Drinan Farms  Warakirri Diversified Agriculture Fund vegetable leafy green rocket Leading Harvest

Drinan Farms, a Warakirri Diversified Agriculture Fund open land horticulture asset producing soft leaf vegetables in Victoria

Leading Harvest in partnership with Mutual Trust has announced a new pilot that will bring the organisation’s universal agriculture sustainability standard to Australia.

The pilot will provide growers and agriculture customers with a universal certification through Leading Harvest’s ‘Farmland Management Standard’, which standardises sustainability verification and reporting across the industry, resolving inefficiencies faced by farmers, producers, and customers in providing sustainability assurances.
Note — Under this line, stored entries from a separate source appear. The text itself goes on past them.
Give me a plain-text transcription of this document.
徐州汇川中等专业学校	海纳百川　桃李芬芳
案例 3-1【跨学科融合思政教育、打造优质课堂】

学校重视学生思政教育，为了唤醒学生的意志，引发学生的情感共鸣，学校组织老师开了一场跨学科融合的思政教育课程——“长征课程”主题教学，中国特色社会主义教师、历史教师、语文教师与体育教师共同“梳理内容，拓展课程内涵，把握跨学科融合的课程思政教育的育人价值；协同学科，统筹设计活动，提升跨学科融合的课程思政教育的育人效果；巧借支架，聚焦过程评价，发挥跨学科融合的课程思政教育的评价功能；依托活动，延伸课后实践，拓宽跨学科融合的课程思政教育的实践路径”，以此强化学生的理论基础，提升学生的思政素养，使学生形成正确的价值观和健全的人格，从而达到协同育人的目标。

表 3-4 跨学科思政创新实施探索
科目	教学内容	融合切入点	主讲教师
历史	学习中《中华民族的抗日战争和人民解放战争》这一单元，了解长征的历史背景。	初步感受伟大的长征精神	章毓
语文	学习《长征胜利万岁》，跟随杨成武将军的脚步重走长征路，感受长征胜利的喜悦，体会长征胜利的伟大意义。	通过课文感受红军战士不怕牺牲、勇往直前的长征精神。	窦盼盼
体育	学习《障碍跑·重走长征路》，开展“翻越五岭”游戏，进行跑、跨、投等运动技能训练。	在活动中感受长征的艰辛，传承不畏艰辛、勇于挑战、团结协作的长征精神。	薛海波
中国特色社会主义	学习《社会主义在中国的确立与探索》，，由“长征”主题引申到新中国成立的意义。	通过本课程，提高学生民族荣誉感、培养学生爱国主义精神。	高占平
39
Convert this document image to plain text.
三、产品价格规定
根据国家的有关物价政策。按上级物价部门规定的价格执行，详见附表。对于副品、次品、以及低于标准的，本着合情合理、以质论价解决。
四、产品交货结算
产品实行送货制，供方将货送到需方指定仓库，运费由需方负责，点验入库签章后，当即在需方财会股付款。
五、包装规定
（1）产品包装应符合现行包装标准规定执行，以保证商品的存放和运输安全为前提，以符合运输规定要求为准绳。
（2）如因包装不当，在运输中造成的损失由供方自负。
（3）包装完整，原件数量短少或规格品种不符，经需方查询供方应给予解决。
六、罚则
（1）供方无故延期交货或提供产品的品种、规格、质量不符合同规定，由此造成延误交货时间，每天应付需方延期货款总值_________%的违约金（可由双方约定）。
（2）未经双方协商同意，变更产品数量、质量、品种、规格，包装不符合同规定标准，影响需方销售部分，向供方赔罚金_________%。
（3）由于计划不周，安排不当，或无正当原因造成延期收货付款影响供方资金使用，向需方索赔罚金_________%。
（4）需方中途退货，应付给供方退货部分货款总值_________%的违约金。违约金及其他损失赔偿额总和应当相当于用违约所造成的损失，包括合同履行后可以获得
The Australian programme is being facilitated by multi-family office Mutual Trust, and already includes inaugural participants with more than 420,000ha of farming across the country, including horticulture operations.

Kenny Fahey, president and chief executive of Leading Harvest, said the pilot would establish a Farmland Management Standard unique to Australia that reflects the agronomic, regulatory, and operating realities of the region following the model pioneered in the US.

“There is a pressing need in Australia’s agriculture industry for a standardised, sector-wide certification for sustainability. Leading Harvest’s innovative Farmland Management Standard was developed globally for this purpose - to harmonise sustainability reporting across the agriculture sector,” explained Fahey.

“The launch of our Australian pilot programme is an exciting step forward for Australia’s agricultural industry, and will show that a harmonised, third-party audited approach to sustainability can unlock more value for the farming community.”

The pilot follows a successful 20-month proof of concept in the US where Leading Harvest enrolled 526,000ha representing 90 different crop types in various regions across the country. Fahey said the demand for this solution was just as strong in Australia.

“In Australia, the demand for products that are produced sustainably is high and continuing to grow, and the industry is crying out for a standardised approach that will allow sustainable farming practices to become integral,” Fahey said.

“The need is evident on the customer side too, with 87 per cent of Australian consumers saying they are more likely to purchase products that are ethically and sustainably produced. We look forward to creating a Farmland Management Standard unique to the Australian market and we’re confident that the demand for an industry-wide certification like ours will be as strong in Queensland as it is in California.”

Inaugural pilot programme participants include Manulife Investment Management Agriculture Services (Australia), Canada’s Public Sector Pension Investment Board (PSP Investments), Renewable Resource Group Capital Management, Warakirri Asset Management and Affiliate Members Accounting for Nature and Kilter Rural.

Fruit, vegetable and nut operations are well represented across the participants with the likes of Renewable Resource Group involved in the production of table grapes and nuts in Victoria and NSW.

Warakirri Asset Management represents a number of funds including Warakirri Diversified Agriculture Fund. Its assets include long-term tenant partnerships with three fresh produce sector leaders – Costa Group, Moora Citrus and Dicky Bill Australia plus Drinan Farms, which produces soft leaf vegetables in Victoria.

Meanwhile, Manulife Investment Management agriculture portfolio in Australia includes almond production and PSP Investments is a joint venture partner in leading nut producer Stahmann Webster.

The Farmland Management Standard focuses on positive outcomes, as opposed to prescribing methods to achieve results. It aims to achieve 13 principles: sustainable agriculture; soil health and conservation; protection of water resources; protection of crops; energy use, air quality and climate change; waste and material management; conservation of biodiversity; protection of special sites; local communities; employees and farm labour; legal and regulatory compliance; management review and continual improvement; and tenant-operated operations.

By empowering farmers, landowners, and managers to determine the best method to achieve a desired outcome, the Standard encourages innovation and new operational efficiencies that can be adapted one crop row to the next, or one farm field to another.

The pilot programme is anticipated to be completed within eight months, with Leading Harvest collaborating with local stakeholders and agricultural representatives to ensure the alignment between the principles of the Standard and the practical realities of farming in Australia.

Leading Harvest said it intends to formally launch the Standard in Australia when the pilot concludes, making it widely available to growers and land managers across the continent.